Capacity Health Check & Analysis
CiRBA allows the health of a running environment to be assessed in several ways, including the detection of unusual or undesirable workload patterns and the identification of improperly configured resources. The efficiency of an environment is assessed through the detailed analysis of “whitespace,” which allows capacity allocations to be decomposed into spare capacity that is truly required, and spare capacity that is simply waste. CiRBA’s advanced workload modeling and constraint analysis is applied to continuously track capacity health and status within an environment. Some of the key areas where CiRBA’s analytics assist organizations in the ongoing analysis of capacity status are outlined below:
Identifying Operational Risks and Possible Service Impact
CiRBA’s advanced utilization analysis can automatically detect unusual, anomalous, or otherwise suspect workload patterns to identify and predict operational risks and potential business service impacts. Some of the problematic patterns detectable by CiRBA include the following:
- Spinning processes, which can often go undetected and may cause workload managers and load balancers to misfire and/or become confused
- High context switching, which may go undetected by management tools that only look at CPU and memory, and which can cause significant operational problems in virtual environments, particularly if several such workloads are placed onto the same physical host
- Workloads with “glass ceilings,” or unusually low peak utilization levels, which may be indicative of an under-allocation of resources (causing throttling of activity) or of single threaded applications that cannot leverage all the resources at their disposal
Identifying Waste and VM Sprawl
Sprawl in virtual environments is a very real problem faced by many organizations. CiRBA enables the tracking of VM’s, their configurations and their utilization in order to help prevent sprawl and waste including:
- Detecting idle systems by identifying a combination of low utilization and a lack of active connections with other systems
Identifying Improperly Configured Resources
Although improperly configured resources can sometimes be detected through unusual operational patterns, they may also be latent and difficult to detect. A good example of this improper configuration includes virtual machines that are allocated more memory than they require. Significant resources can be consumed by such erroneous configurations. CiRBA rules can be leveraged to detect any problematic configuration that may cause performance issues. Some areas where CiRBA can be applied include the folowing:
- Analyzing actual resource utilization versus allocations, to uncover over/under configured VMs based on historical usage patterns throughout the operational cycle
- Identifying vSMP risks caused by over/under allocation of virtual CPUs to a specific virtual machine
- Reconciling resource pool settings against the aggregate utilization of the resources within it, and if application-level metrics are available, the performance of the applications being hosted
Indentifying True Capacity Whitespace vs Waste
Whitespace, or spare capacity, can be divided into two parts: The extra capacity required to meet the varying needs of the workloads (sometimes referred to as “encumbered” or “reserved” whitespace), and waste (excess whitespace). The challenge is to identify the proper amount of reserved whitespace required for each environment. CiRBA enables organizations to determine and track whitespace as a key efficiency metric, and constantly eliminate any excess whitespace through the intelligent placement of workloads or the rebalancing and reallocation of physical hardware.

Fully Loaded Utilization
The ultimate measure of infrastructure efficiency is referred to as fully loaded utilization. It is the ratio of current utilization of capacity to the theoretical maximum utilization, given all the requirements, obligations, and constraints described previously. Alternately, it can be defined as the ratio of the minimum amount of server capacity that will safely support a business service to the amount of capacity currently in use. Efficiency is a moving target, and what is acceptable today may change tomorrow.
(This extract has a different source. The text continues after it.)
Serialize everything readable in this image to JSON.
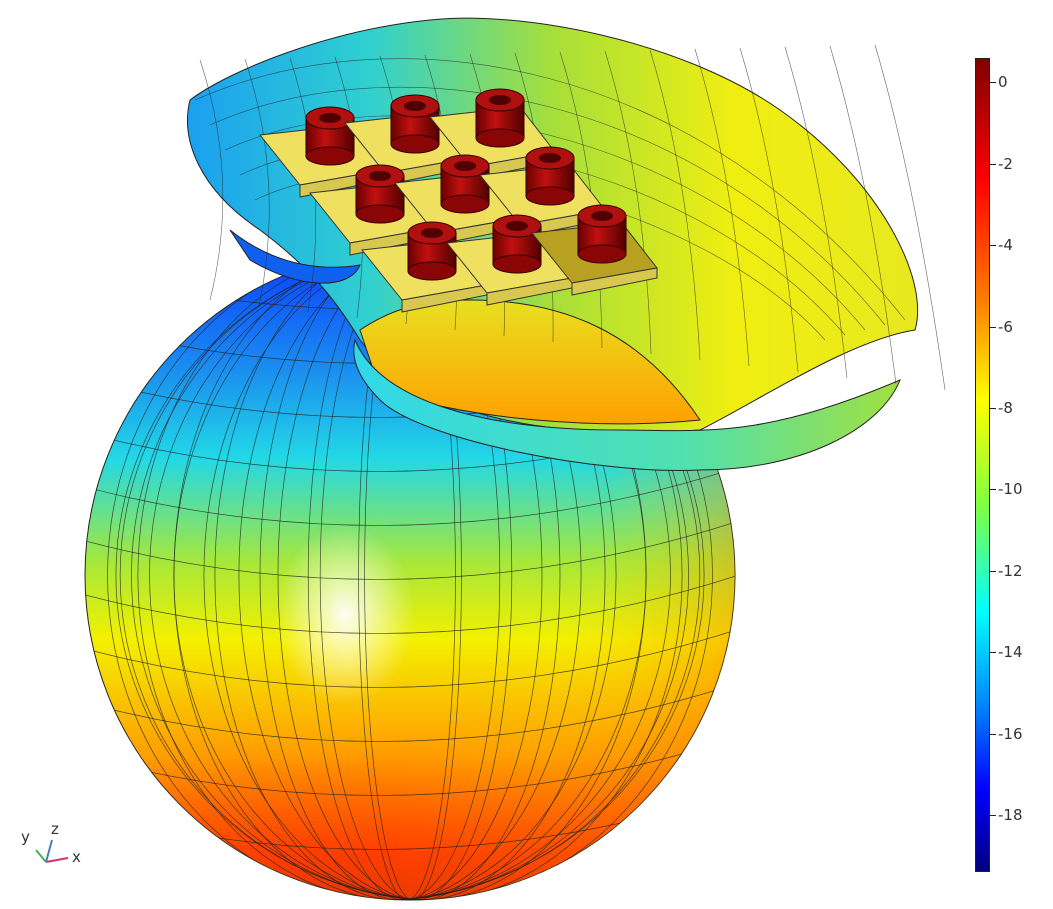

Another important aspect of this measure is that it takes into account the unique operational requirements of each environment. Many organizations attempt to use average utilization as an efficiency measure, but this can be misleading.
For example, a set of servers that support a trading application may run at 100% from 9:30-9:35am, but be far lower the rest of the day, and net out to an average of 5% utilization. Unfortunately, in this environment, 5% is as good as it gets. In this case, the fully loaded utilization figure would take into account these peak demands and have a value close to 100%, reflecting the fact that the environment is being run as efficiently as possible under the circumstances.